See how a minor change to your commit message style can make you a better programmer.

Format: <type>(<scope>): <subject>

<scope> is optional

Example

feat: allow overriding of webpack config
^--^ ^------------^
| |
| +-> Summary in present tense.
|
+-------> Type: chore, docs, feat, fix, refactor, style, or test.

The various types of commits:

  • feat: (new feature for the user, not a new feature for build script)
  • fix: (bug fix for the user, not a fix to a build script)
  • docs: (changes to the documentation)
  • style: (formatting, missing semi colons, etc; no production code change)
  • refactor: (refactoring production code, eg. renaming a variable)
  • test: (adding missing tests, refactoring tests; no production code change)
  • chore: (updating grunt tasks etc; no production code change)

Use lower case not title case!

Code conventions

Style guide

Prettier will catch most styling issues that may exist in your code. You can check the status of your code styling by simply running npm run prettier.

However, there are still some styles that Prettier cannot pick up.

General

  • Most important: Look around. Match the style you see used in the rest of the project. This includes formatting, naming files, naming things in code, naming things in documentation.

Documentation

  • Do not wrap lines at 80 characters - configure your editor to soft-wrap when editing documentation.

Pull requests

Your first pull request

So you have decided to contribute code back to upstream by opening a pull request. You've invested a good chunk of time, and we appreciate it. We will do our best to work with you and get the PR looked at.

Working on your first Pull Request? You can learn how from this free video series:

How to Contribute to an Open Source Project on GitHub

Proposing a change

If you would like to request a new feature or enhancement but are not yet thinking about opening a pull request, you can also file an issue with feature template.

Sending a pull request

Small pull requests are much easier to review and more likely to get merged. Make sure the PR does only one thing, otherwise please split it. It is recommended to follow this commit message style.

Please make sure the following is done when submitting a pull request:

  1. Fork the repository and create your branch from master.
  2. Make sure to test your changes.
  3. Make sure your code lints (yarn prettier && yarn lint).

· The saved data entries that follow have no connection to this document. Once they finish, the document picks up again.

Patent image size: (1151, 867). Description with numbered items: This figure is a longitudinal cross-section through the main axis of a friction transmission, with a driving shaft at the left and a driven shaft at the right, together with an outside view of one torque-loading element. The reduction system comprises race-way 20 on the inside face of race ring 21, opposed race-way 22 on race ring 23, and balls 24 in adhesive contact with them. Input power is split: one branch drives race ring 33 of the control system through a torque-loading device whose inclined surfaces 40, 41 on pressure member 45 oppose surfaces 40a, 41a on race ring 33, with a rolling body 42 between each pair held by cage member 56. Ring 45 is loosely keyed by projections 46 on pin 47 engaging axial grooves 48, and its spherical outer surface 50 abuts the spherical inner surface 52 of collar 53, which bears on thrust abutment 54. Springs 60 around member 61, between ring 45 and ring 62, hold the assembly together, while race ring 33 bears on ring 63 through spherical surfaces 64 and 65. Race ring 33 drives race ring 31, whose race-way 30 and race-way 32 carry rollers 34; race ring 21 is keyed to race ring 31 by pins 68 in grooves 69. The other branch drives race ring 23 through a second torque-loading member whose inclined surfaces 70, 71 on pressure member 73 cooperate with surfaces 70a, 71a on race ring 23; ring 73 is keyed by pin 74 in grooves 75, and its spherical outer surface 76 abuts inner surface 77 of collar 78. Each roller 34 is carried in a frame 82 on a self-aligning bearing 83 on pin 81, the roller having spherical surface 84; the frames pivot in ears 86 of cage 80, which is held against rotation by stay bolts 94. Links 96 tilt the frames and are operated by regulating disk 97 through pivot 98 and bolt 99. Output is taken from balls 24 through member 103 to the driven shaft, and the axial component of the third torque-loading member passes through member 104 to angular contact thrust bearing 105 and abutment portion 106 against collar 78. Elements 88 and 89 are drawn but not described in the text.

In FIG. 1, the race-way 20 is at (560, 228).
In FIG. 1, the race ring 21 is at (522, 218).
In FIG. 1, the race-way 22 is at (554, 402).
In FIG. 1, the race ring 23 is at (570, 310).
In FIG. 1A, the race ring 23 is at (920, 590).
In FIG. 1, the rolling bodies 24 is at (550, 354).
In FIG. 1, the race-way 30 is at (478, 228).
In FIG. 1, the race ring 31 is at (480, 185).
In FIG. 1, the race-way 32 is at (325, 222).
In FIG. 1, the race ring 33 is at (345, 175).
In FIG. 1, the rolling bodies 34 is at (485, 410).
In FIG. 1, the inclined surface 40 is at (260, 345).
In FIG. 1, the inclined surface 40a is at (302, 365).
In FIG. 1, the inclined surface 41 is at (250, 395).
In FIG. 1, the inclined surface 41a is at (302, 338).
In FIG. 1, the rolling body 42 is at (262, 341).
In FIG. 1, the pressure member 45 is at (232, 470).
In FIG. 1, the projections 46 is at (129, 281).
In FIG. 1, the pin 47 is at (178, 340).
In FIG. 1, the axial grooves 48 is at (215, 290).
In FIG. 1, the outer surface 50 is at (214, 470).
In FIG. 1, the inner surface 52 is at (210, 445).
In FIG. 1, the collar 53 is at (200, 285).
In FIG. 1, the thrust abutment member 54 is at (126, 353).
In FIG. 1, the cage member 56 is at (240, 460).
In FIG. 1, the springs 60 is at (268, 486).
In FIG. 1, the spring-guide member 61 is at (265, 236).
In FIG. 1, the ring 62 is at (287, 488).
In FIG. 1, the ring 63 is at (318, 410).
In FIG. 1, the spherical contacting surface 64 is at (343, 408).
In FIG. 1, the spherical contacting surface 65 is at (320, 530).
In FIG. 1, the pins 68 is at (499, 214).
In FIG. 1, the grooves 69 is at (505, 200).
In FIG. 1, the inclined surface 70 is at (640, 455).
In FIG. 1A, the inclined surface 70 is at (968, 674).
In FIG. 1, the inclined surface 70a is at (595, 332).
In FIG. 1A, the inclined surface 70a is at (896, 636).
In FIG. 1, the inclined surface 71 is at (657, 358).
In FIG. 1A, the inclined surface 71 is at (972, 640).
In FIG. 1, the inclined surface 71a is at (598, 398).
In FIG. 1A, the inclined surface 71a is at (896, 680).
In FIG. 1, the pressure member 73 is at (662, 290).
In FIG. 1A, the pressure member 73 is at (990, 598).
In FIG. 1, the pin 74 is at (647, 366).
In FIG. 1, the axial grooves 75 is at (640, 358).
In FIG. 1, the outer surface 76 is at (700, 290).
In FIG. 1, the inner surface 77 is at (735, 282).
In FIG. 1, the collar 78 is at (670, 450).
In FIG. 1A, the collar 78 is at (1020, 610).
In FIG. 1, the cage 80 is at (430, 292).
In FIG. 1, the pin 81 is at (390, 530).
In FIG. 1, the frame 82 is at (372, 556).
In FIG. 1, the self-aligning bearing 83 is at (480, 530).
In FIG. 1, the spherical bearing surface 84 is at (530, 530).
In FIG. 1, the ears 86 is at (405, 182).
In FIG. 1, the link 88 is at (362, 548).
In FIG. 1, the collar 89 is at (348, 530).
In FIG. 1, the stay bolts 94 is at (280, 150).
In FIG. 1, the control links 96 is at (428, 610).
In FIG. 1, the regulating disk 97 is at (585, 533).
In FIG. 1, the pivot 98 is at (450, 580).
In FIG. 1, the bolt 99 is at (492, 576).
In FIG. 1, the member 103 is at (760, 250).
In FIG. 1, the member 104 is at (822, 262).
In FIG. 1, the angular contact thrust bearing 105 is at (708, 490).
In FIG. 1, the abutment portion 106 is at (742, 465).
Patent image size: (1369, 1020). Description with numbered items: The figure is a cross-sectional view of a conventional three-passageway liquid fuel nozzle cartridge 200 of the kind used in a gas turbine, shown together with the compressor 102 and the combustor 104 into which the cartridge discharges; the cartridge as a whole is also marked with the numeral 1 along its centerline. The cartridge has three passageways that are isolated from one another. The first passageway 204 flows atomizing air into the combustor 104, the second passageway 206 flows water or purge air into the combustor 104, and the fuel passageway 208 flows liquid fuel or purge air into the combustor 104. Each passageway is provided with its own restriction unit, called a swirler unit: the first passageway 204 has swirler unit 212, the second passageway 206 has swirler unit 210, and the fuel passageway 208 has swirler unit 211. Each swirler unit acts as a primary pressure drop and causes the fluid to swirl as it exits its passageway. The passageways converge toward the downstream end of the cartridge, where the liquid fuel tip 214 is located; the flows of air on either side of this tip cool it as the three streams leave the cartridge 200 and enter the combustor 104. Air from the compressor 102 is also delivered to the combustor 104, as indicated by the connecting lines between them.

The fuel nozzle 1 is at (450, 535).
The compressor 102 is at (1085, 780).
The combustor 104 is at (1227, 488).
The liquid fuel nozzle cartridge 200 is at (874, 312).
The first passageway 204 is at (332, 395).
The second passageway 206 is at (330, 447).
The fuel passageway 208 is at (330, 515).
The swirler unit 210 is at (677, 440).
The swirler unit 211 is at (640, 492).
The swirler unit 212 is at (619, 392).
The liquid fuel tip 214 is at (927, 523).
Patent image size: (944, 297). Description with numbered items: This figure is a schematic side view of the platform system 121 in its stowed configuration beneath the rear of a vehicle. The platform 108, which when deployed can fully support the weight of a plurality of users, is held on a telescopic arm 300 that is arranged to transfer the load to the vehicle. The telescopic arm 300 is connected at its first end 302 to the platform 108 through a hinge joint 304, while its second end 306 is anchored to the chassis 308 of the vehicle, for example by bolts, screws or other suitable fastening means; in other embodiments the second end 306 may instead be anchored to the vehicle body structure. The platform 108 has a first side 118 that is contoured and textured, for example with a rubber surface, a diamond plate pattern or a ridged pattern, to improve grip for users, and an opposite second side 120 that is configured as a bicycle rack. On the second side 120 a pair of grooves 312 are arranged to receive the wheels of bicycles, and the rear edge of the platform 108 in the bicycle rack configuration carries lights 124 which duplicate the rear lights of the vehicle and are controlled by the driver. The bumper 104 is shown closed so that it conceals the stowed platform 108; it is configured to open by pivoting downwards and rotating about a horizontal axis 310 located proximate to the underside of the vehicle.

All pull requests should be opened against the master branch.

Breaking changes

When adding a new breaking change, follow this template in your pull request:

### New breaking change here

- **Who does this affect**:
- **How to migrate**:
- **Why make this breaking change**:

What happens next?

The core React Schedule Meeting team will be monitoring for pull requests. Do help us by keeping pull requests consistent by following the guidelines above.

License

By contributing to React Schedule Meeting, you agree that your contributions will be licensed under its MIT license.